Temporal Onset of Hypoxia and Oxidative Stress After Pulmonary Irradiation

Purpose: To investigate the temporal onset of hypoxia following irradiation, and to show how it relates to pulmonary vascular damage, macrophage accumulation, and the production of reactive oxygen species and cytokines. Our previous studies showed that tissue hypoxia in the lung after irradiation contributed to radiation-induced injury.

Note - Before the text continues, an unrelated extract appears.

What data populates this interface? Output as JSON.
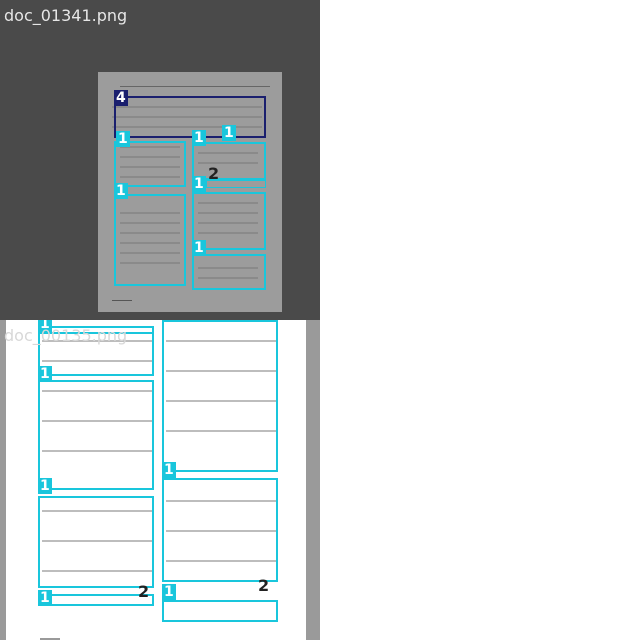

Methods and Materials: Female Fisher 344 rats were irradiated to the right hemithorax with a single dose of 28 Gy. Serial studies were performed up to 20 weeks following irradiation. Radionuclide lung-perfusion studies were performed to detect changes in pulmonary vasculature. Immunohistochemical studies were conducted to study macrophages, tissue hypoxia (carbonic anhydrase-9 marker), oxidative stress (8-hydroxy-2′-deoxyguanosine), and the expression of profibrogenic (transforming growth factor-β [TGF-β]) and proangiogenic (vascular endothelial growth factor [VEGF]) cytokines.

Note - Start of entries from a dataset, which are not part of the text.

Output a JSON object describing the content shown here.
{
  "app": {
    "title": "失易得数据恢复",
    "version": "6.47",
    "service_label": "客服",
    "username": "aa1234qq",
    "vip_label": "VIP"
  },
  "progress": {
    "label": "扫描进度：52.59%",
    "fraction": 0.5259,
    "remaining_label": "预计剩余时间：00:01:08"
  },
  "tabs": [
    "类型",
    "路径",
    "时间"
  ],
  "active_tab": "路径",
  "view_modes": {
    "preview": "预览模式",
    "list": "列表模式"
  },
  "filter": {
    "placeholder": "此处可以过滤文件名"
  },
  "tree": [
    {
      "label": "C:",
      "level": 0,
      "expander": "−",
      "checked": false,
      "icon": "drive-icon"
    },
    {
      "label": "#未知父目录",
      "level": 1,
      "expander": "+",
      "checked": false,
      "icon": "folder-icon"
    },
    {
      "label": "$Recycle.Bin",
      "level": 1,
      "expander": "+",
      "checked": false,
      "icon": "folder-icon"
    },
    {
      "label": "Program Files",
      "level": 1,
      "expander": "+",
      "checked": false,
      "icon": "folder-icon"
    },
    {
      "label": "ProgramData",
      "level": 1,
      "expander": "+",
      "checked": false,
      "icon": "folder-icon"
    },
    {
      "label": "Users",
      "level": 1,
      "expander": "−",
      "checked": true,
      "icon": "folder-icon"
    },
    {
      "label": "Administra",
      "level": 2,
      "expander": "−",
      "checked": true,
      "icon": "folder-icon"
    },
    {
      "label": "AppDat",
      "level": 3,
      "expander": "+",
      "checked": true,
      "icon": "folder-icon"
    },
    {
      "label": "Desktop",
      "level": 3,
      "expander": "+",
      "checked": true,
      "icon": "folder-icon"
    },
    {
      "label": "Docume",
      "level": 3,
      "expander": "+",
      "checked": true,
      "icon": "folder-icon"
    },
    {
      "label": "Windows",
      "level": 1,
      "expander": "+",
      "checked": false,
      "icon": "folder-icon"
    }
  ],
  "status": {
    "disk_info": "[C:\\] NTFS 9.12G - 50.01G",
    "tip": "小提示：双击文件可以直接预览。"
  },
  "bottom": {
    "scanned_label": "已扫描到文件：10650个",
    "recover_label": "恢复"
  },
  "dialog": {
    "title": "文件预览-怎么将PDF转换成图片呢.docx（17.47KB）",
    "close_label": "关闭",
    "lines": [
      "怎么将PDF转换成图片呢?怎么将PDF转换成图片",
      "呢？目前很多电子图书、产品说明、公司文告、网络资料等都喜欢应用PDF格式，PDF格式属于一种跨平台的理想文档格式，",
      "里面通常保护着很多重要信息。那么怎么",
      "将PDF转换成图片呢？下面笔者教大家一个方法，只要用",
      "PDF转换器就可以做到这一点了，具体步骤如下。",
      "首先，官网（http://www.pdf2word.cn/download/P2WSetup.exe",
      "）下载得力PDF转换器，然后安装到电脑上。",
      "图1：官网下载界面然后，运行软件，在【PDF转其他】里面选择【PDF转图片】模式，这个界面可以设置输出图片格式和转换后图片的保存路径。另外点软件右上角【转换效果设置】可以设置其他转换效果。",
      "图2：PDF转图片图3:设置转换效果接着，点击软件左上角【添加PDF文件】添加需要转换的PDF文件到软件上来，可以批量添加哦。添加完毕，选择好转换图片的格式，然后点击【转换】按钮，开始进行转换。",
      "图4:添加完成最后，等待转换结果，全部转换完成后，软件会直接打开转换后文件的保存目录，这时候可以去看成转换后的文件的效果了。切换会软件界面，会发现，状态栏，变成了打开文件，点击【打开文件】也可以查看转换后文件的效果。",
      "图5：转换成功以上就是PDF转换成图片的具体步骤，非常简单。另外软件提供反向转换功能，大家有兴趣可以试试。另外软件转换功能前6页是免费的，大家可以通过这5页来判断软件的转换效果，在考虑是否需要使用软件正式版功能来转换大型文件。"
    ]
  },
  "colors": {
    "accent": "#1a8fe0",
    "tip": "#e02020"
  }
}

Results: Significant changes in lung perfusion along with tissue hypoxia were observed 3 days after irradiation. Significant oxidative stress was detected 1 week after radiation, whereas macrophages started to accumulate at 4 weeks. A significant increase in TGF-β expression was seen within 1 day after radiation, and for VEGF at 2 weeks after radiation. Levels of hypoxia, oxidative stress, and both cytokines continued to rise with time after irradiation. The steepest increase correlated with vast macrophage accumulation.

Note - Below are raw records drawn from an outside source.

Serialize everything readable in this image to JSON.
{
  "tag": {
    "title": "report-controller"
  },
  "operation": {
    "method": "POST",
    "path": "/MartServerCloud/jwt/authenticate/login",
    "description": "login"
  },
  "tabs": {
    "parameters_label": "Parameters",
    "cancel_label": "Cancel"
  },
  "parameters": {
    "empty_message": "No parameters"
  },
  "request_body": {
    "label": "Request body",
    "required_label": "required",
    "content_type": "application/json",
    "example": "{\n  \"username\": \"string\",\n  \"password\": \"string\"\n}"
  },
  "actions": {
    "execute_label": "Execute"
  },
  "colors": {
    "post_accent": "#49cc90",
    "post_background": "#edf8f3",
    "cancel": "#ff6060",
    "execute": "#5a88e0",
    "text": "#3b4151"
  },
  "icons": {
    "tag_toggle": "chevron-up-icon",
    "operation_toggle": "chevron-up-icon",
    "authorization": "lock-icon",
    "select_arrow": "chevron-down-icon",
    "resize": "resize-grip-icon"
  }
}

Conclusions: Early changes in lung perfusion, among other factors initiate, the development of hypoxia and chronic oxidative stress after irradiation. Tissue hypoxia is associated with a significant increase in the activation of macrophages and their continuous production of reactive oxygen species, stimulating the production of fibrogenic and angiogenic cytokines, and maintaining the development of chronic radiation-induced lung injury.

Introduction

Radiation-induced pulmonary toxicity is a significant cause of morbidity and mortality in patients treated for tumors in the thoracic region (1, 2). Apparent clinical, radiographic, and histologic changes caused by radiation usually develop within weeks to months after irradiation, and are well-documented (3, 4). However, the mechanisms underlying their pathogenesis are still uncertain. The classic linear “target cell” concept, referring exclusively to the depletion of clonogenic cells by irradiation, is insufficient to explain the pathogenesis of radiation-induced lung injury. In the last decade, it was well-established that a cascade of events on the cellular and molecular levels begins immediately after exposure to radiation, and proceeds during a period of clinically occult pulmonary injury (5, 6). Radiation activates various cellular signaling pathways that lead to the expression and activation of proinflammatory and profibrotic cytokines, vascular injury, and the activation of a coagulation cascade, leading to the development of edema, inflammatory responses, and the initiation of wound-healing processes (7, 8, 9, 10, 11). Multiple factors in this process have been investigated, but the main initiating events and driving forces in the perpetuation of radiation-induced lung injury are unknown, hampering the development of protective strategies and the causal treatment of late radiation sequelae, as well as the search for predictive markers.

Our previous studies showed that hypoxia develops in rodent lung tissue after radiation. and is associated with increased macrophage accumulation and activation, oxidative stress, and profibrogenic and proangiogenic cytokine activity contributing to radiation-induced pulmonary injury (12, 13, 14). In general, tissue hypoxia is considered a major signal in wound-healing and tissue-remodeling processes (15, 16). Another important element in tissue-remodeling processes, and specifically in fibrogenesis, is the balance of reactive oxygen species (ROS) and nitrogen species (RNS) (17). In our in vitro studies, we demonstrated that hypoxia elicits macrophages to produce higher levels of transforming growth factor-β (TGF-β), vascular endothelial growth factor (VEGF), and superoxide, leading to enhanced oxidative stress (14). In addition, superoxide contributed to increased macrophage cytokine production, which was diminished by applying an antioxidant superoxide dismutase mimetic (14).

Hence, we hypothesize that hypoxia (and consequently, oxidative stress) is one of the driving forces in initiating and perpetuating radiation-induced lung injury. The goal of this study was to determine the temporal onset and course of hypoxia after irradiation of the right hemithorax of rats, and to determine how hypoxia correlates with vascular damage, macrophage accumulation, ROS, and cytokines, which are known to be involved in processes leading to both immediate and chronic lung-tissue injury.